The autonomy of EU law is based on two inseparable fundamental characteristics:
- Direct applicability
- Primacy
Closely related to direct applicability is the direct effect of EU law. The issue of direct
applicability only concerns the law that applies to a certain situation. The mere fact that EU
law applies does not necessarily mean that it will also have effects on the situation to which
it applies. EU law has the effect of domestic law, which means that under certain conditions
governed by EU law, citizens can invoke a rule of EU law within their national legal orders. If
a rule of EU law is incompatible with a rule of national law, a domestic court is required to
set aside such national rules on the grounds of EU law.
Primacy of EU law
The principle of primacy of EU law implies that any substantive conflict between national law
and EU law will be decided in favour of the latter. In Simmenthal, the court of justice decided
that the Union law should be applied in its entirety and protect the rights which the latter
confers on individuals and must accordingly set aside any provision of national law which
may conflict with Union law (Par. 21). This means that from the EU law perspective
constitutional provisions and even fundamental rights enshrined in national laws are
superseded by EU law. The same applies to provisions form international law.
, The Court of Justice often addresses the primacy of EU law in the context of the principle of
sincere cooperation that applies to national courts. Under this approach, it is up to those
courts to guarantee the effet utile of EU law by setting aside all incompatible national laws.
The consequences of the principle of primacy of Eu law are often referred to as
Sperrwirkung, which means that EU law in a specific area precludes action by the member
states in that area to the extent that it is incompatible with the aforementioned EU law. In
order to determine whether a particular EU law has a blocking effect, it is vital to examine
the scope of the EU measure concerned. When a rule of national law falls outside the scope
of Eu law, there is no blocking effect. In the context of its core objectives, EU law often does
not stand in the way of national laws establishing stricter standards of protection. EU action
only has a blocking effect on less stringent measures.
What is direct effect? Do EU primary law and general
principles of EU law have direct effect?
It follows from the autonomous character of EU law that it lays down the conditions
governing its direct effect. The basic condition is that a rule of EU law must be sufficiently
precise and unconditional.
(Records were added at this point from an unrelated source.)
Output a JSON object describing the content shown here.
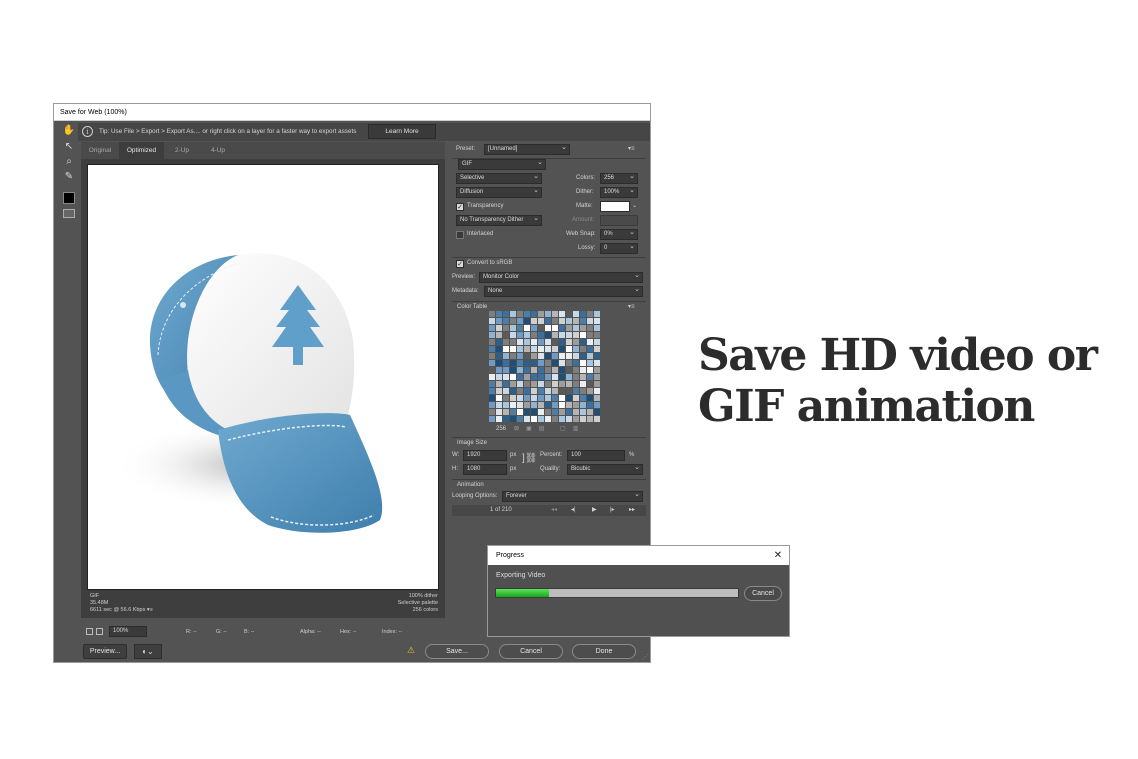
{
  "dialog": {
    "title": "Save for Web (100%)",
    "tip": "Tip: Use File > Export > Export As.... or right click on a layer for a faster way to export assets",
    "learn_more": "Learn More",
    "tools": [
      {
        "name": "hand-tool-icon",
        "glyph": "✋"
      },
      {
        "name": "slice-select-tool-icon",
        "glyph": "↖"
      },
      {
        "name": "zoom-tool-icon",
        "glyph": "🔍"
      },
      {
        "name": "eyedropper-tool-icon",
        "glyph": "✎"
      }
    ],
    "tabs": [
      "Original",
      "Optimized",
      "2-Up",
      "4-Up"
    ],
    "active_tab": "Optimized"
  },
  "image_info": {
    "left": [
      "GIF",
      "35.48M",
      "6611 sec @ 56.6 Kbps"
    ],
    "right": [
      "100% dither",
      "Selective palette",
      "256 colors"
    ],
    "menu_glyph": "▾≡"
  },
  "status_bar": {
    "zoom": "100%",
    "r": "R: --",
    "g": "G: --",
    "b": "B: --",
    "alpha": "Alpha: --",
    "hex": "Hex: --",
    "index": "Index: --"
  },
  "footer": {
    "preview": "Preview...",
    "save": "Save...",
    "cancel": "Cancel",
    "done": "Done"
  },
  "settings": {
    "preset_label": "Preset:",
    "preset_value": "[Unnamed]",
    "format": "GIF",
    "reduction": "Selective",
    "dither_algo": "Diffusion",
    "colors_label": "Colors:",
    "colors_value": "256",
    "dither_label": "Dither:",
    "dither_value": "100%",
    "transparency_label": "Transparency",
    "transparency_checked": true,
    "matte_label": "Matte:",
    "transparency_dither": "No Transparency Dither",
    "amount_label": "Amount:",
    "interlaced_label": "Interlaced",
    "interlaced_checked": false,
    "websnap_label": "Web Snap:",
    "websnap_value": "0%",
    "lossy_label": "Lossy:",
    "lossy_value": "0",
    "convert_srgb_label": "Convert to sRGB",
    "convert_srgb_checked": true,
    "preview_label": "Preview:",
    "preview_value": "Monitor Color",
    "metadata_label": "Metadata:",
    "metadata_value": "None"
  },
  "color_table": {
    "title": "Color Table",
    "count": "256",
    "palette": [
      "#1f4e79",
      "#3b6fa0",
      "#6f9bc4",
      "#a9c6df",
      "#d9e4ee",
      "#ffffff",
      "#b5b5b5",
      "#7e7e7e",
      "#4d7ea8",
      "#8fb3d3",
      "#c7d8e8",
      "#e9eef3",
      "#5a5a5a",
      "#2d5f8a",
      "#9d9d9d",
      "#d0d0d0"
    ]
  },
  "image_size": {
    "title": "Image Size",
    "w_label": "W:",
    "w_value": "1920",
    "h_label": "H:",
    "h_value": "1080",
    "unit": "px",
    "percent_label": "Percent:",
    "percent_value": "100",
    "percent_unit": "%",
    "quality_label": "Quality:",
    "quality_value": "Bicubic"
  },
  "animation": {
    "title": "Animation",
    "looping_label": "Looping Options:",
    "looping_value": "Forever",
    "frame_counter": "1 of 210"
  },
  "progress": {
    "title": "Progress",
    "message": "Exporting Video",
    "fraction": 0.22,
    "cancel": "Cancel"
  },
  "headline": {
    "line1": "Save HD video or",
    "line2": "GIF animation"
  }
}
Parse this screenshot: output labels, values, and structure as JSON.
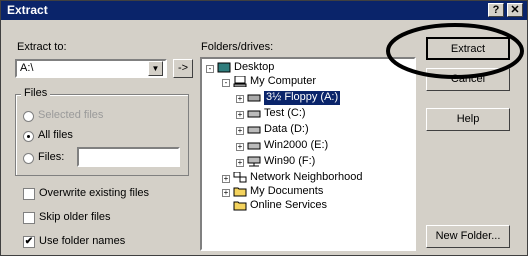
{
  "window": {
    "title": "Extract",
    "help_glyph": "?",
    "close_glyph": "✕"
  },
  "extract_to": {
    "label": "Extract to:",
    "value": "A:\\",
    "dropdown_glyph": "▼",
    "arrow_label": "->"
  },
  "files_group": {
    "title": "Files",
    "options": [
      {
        "label": "Selected files",
        "selected": false,
        "enabled": false
      },
      {
        "label": "All files",
        "selected": true,
        "enabled": true
      },
      {
        "label": "Files:",
        "selected": false,
        "enabled": true
      }
    ],
    "files_value": ""
  },
  "checkboxes": [
    {
      "label": "Overwrite existing files",
      "checked": false
    },
    {
      "label": "Skip older files",
      "checked": false
    },
    {
      "label": "Use folder names",
      "checked": true
    }
  ],
  "folders": {
    "label": "Folders/drives:",
    "tree": [
      {
        "label": "Desktop",
        "level": 0,
        "expander": "-",
        "icon": "desktop-icon"
      },
      {
        "label": "My Computer",
        "level": 1,
        "expander": "-",
        "icon": "computer-icon"
      },
      {
        "label": "3½ Floppy (A:)",
        "level": 2,
        "expander": "+",
        "icon": "floppy-icon",
        "selected": true
      },
      {
        "label": "Test (C:)",
        "level": 2,
        "expander": "+",
        "icon": "drive-icon"
      },
      {
        "label": "Data (D:)",
        "level": 2,
        "expander": "+",
        "icon": "drive-icon"
      },
      {
        "label": "Win2000 (E:)",
        "level": 2,
        "expander": "+",
        "icon": "drive-icon"
      },
      {
        "label": "Win90 (F:)",
        "level": 2,
        "expander": "+",
        "icon": "network-drive-icon"
      },
      {
        "label": "Network Neighborhood",
        "level": 1,
        "expander": "+",
        "icon": "network-icon"
      },
      {
        "label": "My Documents",
        "level": 1,
        "expander": "+",
        "icon": "folder-icon"
      },
      {
        "label": "Online Services",
        "level": 1,
        "expander": "",
        "icon": "folder-icon"
      }
    ]
  },
  "buttons": {
    "extract": "Extract",
    "cancel": "Cancel",
    "help": "Help",
    "new_folder": "New Folder..."
  },
  "colors": {
    "titlebar": "#0a246a",
    "face": "#d4d0c8",
    "selection": "#0a246a"
  }
}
The key question facing the Court when determining whether or
not a provision of EU law has direct effect is whether it can be applied by a national court.
Direct effect only exists for those provisions from EU law that are sufficiently clear and
precise and unconditional. Examples are articles 30, 34, 35, 45, 49, 56, 63, 101, 102, 106,
108, 110, 157 TFEU.
At applying EU law at national level, two situations can be distinguished:
- Vertical situation
- Horizontal situation
In vertical situations, EU law is invoked by natural or legal persons against a government
agency of a member state.
In horizontal situations, EU law is invoked by one private party against another. Application
of EU law in such situations is less common, because the majority of provisions in the TFEU
focus on member states. The Court of Justice has accepted the horizontal direct effect of
articles 18, 45, 49, 101, 102 and 157 TFEU.
In order to ensure the uniform interpretation of a provision, the Court can rely on the
substance of the provision of the various modalities of its application at national level. In
doing so, it must navigate between effet utile and the separation of powers and legal
certainty.
Reverse / inverse vertical direct effect: this will occur when a government agency invokes EU
law against a private party. In Van Gend en Loos, the Court is very clear on the effects of EU
law on individuals: Independently of national legislation, EU law not only imposes obligations
on individuals, but is also intended to confer upon them rights which become part of their
legal heritage. This point is somewhat hypothetical, because a government has limited
incentives to seek to sanction actions of its own subjects that are in conflict with EU law.